Menace du stéréotype et chômage
Roques Martine (département de Psychologie
Université de Poitiers, martine.roques@univ-poitiers.fr), Passerault Jean-Michel (Université de Poitiers), Servant Lucile (étudiante Master 1)
Cette étude a un double objectif :
1) L’effet de la menace du stéréotype a été mis en évidence par Steele et Aronson (1995) : il existe un lien étroit entre l’identité sociale (stigmatisée versus non stigmatisée) et les performances cognitives. Cet effet est maintenant bien documenté et a été mis en évidence soit sur des groupes expérimentaux, soit sur des groupes naturels (liés au genre, aux appartenances ethniques, religieuses ou sociales [par ex. sur les stéréotypes liés au genre (Spencer, Steele et Quinn, 1998) ; au statut socio-économique (Croizet et Claire 1998)]. La question qui se pose ici est de savoir si l’effet de la menace du stéréotype se retrouve chez les chômeurs, qui présentent la caractéristique de posséder un stigmate non permanent. Il semblerait que ce soit le cas d'après les premières études réalisées (Desmette, Bourguignon et Herman (2001); Herman, Desmette et Bourguignon, 2003).
2) Dans le cas où les effets de la menace du stéréotype se reproduisent chez les chômeurs, nous faisons l’hypothèse que ces effets seront différents selon la nature des tâches : en particulier notre hypothèse est que les effets de la menace du stéréotype seront observés dans les tâches impliquant des processus contrôlés, plutôt qu’automatisés (selon la distinction de Shiffrin et Schneider, 1976).
Les données ont été recueillies auprès de chômeurs (n = 53) et de stagiaires AFPA n = 49), recrutés à l’occasion de stages de formation (passation collective). Un groupe contrôle (n = 25) est constitué de personnes appartenant au personnel administratif de l’université de Poitiers.

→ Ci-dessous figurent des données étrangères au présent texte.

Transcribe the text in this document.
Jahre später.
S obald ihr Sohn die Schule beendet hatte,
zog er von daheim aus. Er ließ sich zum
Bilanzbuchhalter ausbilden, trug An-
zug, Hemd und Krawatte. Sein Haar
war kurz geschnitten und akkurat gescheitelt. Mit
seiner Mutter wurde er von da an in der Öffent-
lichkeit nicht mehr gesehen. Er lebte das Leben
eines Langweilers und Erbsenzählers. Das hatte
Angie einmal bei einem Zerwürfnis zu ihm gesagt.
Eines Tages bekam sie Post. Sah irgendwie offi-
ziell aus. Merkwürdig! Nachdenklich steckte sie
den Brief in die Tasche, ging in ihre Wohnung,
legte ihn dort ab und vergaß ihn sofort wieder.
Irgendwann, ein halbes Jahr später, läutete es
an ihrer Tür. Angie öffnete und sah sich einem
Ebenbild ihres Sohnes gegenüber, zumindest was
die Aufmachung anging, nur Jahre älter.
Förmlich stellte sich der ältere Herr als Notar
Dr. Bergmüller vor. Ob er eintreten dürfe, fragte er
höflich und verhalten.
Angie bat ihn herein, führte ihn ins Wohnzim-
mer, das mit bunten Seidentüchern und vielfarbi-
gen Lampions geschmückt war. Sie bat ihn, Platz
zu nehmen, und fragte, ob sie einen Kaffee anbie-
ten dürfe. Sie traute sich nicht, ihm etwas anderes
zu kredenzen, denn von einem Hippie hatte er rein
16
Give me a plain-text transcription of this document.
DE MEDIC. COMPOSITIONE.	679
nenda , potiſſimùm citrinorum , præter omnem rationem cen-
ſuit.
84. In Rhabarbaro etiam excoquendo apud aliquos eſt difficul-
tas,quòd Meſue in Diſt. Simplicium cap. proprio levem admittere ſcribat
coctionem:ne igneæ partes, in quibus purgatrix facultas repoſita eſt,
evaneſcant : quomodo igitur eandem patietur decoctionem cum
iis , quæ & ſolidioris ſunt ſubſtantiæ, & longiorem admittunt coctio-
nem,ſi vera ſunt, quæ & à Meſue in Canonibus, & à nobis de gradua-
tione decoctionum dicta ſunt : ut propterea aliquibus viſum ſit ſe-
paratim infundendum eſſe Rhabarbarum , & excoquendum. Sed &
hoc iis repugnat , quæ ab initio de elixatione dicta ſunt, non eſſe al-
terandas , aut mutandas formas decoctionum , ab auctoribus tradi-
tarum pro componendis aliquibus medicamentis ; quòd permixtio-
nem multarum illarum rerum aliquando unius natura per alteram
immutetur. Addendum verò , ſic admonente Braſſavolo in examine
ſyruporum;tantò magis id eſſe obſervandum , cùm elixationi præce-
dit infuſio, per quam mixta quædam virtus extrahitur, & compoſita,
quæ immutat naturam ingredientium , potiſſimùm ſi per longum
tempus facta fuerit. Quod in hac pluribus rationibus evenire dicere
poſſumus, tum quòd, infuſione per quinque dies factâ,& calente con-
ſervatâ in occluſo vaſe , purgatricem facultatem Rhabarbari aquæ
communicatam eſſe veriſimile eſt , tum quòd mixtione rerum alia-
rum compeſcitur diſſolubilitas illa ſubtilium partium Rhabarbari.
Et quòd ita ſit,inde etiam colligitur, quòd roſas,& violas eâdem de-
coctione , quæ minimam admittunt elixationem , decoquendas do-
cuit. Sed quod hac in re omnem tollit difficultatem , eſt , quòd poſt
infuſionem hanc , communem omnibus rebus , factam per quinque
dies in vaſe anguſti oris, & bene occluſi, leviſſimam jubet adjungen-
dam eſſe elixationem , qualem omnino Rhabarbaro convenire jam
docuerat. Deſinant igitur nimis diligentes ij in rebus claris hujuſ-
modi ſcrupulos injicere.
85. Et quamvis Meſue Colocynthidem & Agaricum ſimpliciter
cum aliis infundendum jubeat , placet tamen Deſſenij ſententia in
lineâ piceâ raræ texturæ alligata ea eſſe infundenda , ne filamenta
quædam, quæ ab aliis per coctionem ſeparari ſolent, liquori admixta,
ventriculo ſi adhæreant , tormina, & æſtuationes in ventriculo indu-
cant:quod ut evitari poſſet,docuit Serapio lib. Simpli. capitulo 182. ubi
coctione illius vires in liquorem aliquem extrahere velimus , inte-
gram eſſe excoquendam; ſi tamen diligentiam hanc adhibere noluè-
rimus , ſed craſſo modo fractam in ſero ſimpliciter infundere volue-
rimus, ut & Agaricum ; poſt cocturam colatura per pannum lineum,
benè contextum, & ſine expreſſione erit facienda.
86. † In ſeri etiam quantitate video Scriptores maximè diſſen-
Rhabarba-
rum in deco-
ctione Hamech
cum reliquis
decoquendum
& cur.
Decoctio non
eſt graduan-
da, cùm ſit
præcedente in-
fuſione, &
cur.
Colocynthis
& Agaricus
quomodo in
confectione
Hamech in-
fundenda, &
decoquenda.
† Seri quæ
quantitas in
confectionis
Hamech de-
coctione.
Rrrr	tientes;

La menace du stéréotype a été opérationnalisée par deux manipulations : d'une part, la tâche proposée est présentée comme une « évaluation des capacités à faire et à maintenir des efforts chez les adultes avec ou sans emploi », ceci afin d’être en lien avec le stéréotype des chômeurs (recueilli par ailleurs et faisant ressortir des traits tels que « fainéant », « ne veut pas travailler »…). D'autre part, chaque sujet répond à une question lui demandant si actuellement, il est demandeur d’emploi ou en activité professionnelle (rappel du statut stigmatisé).
Dans la condition : "non menace", la tâche est présentée comme une « étude exploratoire visant à tester un outil pour de futures recherches : étude de validation pour les adultes » et le statut professionnel n'est pas demandé.
Les quatre tâches proposées s’inspirent à la fois des tests de barrage et du paradigme de Shiffrin et Schneider (1976). Elles consistent à barrer, sur une page de lettres, des lettres maintenues en mémoire à court terme. Les quatre tâches sont présentées dans un ordre de difficulté croissante, de la plus simple (une lettre) à la plus complexe (six lettres maintenues en mémoire).
Les résultats obtenus ne confirment pas les hypothèses. Plusieurs éléments de discussion sont avancés pour expliquer cette absence de résultats et pour ouvrir de nouvelles perspectives de recherche.